Durante a manutenção corretiva, profissionais habilitados realizam a análise completa do sistema para identificar problemas como cabos rompidos, conexões oxidadas, hastes danificadas, aterramento inadequado, corrosão em componentes metálicos, falhas de continuidade elétrica e ausência de conformidade com as normas técnicas vigentes, especialmente a ABNT NBR 5419. Após a identificação das falhas, são executados os reparos necessários para restabelecer o correto funcionamento do sistema.

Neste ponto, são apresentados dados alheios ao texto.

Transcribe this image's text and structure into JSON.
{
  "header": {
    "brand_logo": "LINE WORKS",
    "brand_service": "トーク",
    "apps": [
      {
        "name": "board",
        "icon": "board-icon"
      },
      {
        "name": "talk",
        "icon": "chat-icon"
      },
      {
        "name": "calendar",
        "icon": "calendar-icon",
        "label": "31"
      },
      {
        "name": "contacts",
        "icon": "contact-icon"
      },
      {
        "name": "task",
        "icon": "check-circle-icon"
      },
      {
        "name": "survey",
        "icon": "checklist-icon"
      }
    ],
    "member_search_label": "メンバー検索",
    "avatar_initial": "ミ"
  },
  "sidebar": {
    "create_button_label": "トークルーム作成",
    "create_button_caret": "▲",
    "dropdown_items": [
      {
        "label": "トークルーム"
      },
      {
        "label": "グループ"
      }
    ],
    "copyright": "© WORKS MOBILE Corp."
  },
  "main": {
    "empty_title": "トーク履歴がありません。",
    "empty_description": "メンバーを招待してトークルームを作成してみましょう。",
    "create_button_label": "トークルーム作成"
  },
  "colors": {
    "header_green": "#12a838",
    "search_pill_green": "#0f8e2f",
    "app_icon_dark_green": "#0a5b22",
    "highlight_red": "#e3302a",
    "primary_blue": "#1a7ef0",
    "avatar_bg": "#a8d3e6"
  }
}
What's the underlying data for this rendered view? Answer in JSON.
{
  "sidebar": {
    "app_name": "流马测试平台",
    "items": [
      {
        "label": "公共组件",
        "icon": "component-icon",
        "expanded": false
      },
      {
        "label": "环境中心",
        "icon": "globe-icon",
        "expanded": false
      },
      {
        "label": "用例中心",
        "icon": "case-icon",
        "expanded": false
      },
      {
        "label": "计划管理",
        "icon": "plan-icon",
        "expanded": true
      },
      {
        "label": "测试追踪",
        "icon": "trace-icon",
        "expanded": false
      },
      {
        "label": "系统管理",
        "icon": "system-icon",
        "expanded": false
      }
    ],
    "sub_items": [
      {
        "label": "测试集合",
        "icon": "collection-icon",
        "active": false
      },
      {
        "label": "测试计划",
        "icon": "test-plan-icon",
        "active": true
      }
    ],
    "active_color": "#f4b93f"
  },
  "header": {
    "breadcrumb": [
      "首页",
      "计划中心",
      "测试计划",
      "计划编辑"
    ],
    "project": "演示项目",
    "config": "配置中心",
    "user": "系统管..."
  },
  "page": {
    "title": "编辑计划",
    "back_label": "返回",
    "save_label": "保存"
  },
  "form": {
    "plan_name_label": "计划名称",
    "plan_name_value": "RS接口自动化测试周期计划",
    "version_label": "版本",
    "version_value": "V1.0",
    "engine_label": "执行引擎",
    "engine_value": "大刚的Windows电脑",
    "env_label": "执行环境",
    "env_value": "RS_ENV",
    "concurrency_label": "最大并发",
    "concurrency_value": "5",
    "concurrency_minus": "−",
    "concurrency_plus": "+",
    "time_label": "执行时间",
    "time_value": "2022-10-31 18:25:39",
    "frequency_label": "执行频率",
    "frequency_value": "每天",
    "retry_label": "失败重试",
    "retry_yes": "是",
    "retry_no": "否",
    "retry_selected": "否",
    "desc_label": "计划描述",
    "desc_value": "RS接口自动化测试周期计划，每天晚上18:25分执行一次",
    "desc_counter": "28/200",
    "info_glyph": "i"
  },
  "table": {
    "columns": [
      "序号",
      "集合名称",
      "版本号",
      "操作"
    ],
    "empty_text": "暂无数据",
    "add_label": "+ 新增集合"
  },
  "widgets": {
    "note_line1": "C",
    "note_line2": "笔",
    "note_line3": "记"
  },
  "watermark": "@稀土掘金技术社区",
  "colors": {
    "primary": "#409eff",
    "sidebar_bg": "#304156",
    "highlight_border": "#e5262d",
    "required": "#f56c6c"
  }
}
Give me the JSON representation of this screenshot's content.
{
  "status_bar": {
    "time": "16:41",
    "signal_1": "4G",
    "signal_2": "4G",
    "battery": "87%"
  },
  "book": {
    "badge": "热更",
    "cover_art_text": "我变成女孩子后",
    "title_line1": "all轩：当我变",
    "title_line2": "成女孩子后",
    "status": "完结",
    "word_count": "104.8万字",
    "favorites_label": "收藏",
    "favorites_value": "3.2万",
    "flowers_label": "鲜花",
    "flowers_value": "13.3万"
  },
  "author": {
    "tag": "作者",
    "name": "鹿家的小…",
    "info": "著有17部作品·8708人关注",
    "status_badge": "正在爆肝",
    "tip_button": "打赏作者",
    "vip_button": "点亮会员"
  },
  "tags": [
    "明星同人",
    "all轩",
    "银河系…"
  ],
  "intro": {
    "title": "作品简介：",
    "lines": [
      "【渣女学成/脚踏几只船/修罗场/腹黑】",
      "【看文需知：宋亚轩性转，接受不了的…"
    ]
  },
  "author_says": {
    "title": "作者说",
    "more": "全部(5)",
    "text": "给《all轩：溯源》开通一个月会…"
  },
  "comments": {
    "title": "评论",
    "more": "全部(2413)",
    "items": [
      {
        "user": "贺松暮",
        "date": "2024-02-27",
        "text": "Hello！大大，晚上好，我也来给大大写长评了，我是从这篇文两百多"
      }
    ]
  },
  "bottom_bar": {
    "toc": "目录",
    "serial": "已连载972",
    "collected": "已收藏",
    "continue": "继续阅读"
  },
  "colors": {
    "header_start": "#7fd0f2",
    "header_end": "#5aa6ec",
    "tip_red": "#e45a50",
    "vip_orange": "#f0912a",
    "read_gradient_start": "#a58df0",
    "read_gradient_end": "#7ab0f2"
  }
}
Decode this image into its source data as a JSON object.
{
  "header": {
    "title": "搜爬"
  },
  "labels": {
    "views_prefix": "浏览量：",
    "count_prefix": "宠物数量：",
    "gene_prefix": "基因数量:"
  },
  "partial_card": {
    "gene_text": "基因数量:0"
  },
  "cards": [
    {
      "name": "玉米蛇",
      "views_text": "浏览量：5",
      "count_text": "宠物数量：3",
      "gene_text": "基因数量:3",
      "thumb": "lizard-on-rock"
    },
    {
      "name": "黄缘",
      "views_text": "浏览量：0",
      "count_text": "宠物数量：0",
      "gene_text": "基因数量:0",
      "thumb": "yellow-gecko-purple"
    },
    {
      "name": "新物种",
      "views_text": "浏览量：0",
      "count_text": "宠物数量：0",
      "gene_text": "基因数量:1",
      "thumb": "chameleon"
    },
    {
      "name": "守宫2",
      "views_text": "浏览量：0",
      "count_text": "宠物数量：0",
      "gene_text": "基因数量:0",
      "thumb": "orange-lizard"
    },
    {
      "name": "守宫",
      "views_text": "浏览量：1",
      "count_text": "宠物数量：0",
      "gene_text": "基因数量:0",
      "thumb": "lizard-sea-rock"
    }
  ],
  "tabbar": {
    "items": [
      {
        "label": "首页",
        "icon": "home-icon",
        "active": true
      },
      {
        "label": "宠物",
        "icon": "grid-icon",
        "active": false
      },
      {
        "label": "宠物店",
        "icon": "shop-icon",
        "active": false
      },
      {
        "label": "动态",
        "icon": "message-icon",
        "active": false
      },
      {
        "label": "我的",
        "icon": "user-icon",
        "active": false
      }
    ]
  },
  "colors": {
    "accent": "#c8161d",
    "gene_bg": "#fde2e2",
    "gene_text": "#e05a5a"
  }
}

Além da substituição de componentes comprometidos, a manutenção corretiva pode incluir reapertos de conexões, instalação de novos dispositivos de proteção, adequação do aterramento e atualização do sistema conforme mudanças estruturais na edificação. Todo o procedimento deve ser executado por profissional qualificado, com emissão de ART (Anotação de Responsabilidade Técnica), garantindo segurança e responsabilidade técnica sobre os serviços realizados.

Um SPDA sem manutenção adequada tende, inevitavelmente, a perder sua eficiência ao longo do tempo, comprometendo de forma significativa — e muitas vezes silenciosa — sua principal função: proteger a edificação contra os efeitos das descargas atmosféricas. Diferente do que muitos imaginam, não basta apenas instalar o sistema e considerá-lo definitivo. Componentes metálicos estão sujeitos à corrosão, conexões podem afrouxar, estruturas podem sofrer alterações e fatores externos, como intempéries e poluição, aceleram o desgaste natural.

Com o passar dos anos, pequenos problemas que não são visíveis a olho nu podem surgir e evoluir, como aumento da resistência elétrica, falhas de continuidade e deterioração do sistema de aterramento. Esses pontos críticos reduzem a capacidade do SPDA de conduzir a corrente elétrica de forma segura até o solo. Em um cenário de descarga atmosférica, isso pode resultar em danos estruturais, queima de equipamentos, interrupções operacionais e, em casos mais graves, riscos à integridade física das pessoas.

Por isso, manter o sistema em perfeitas condições não é apenas uma recomendação técnica, mas uma medida preventiva indispensável. A realização de inspeções periódicas, medições e manutenções corretivas garante que o SPDA continue operando conforme as normas e dentro dos parâmetros de segurança exigidos.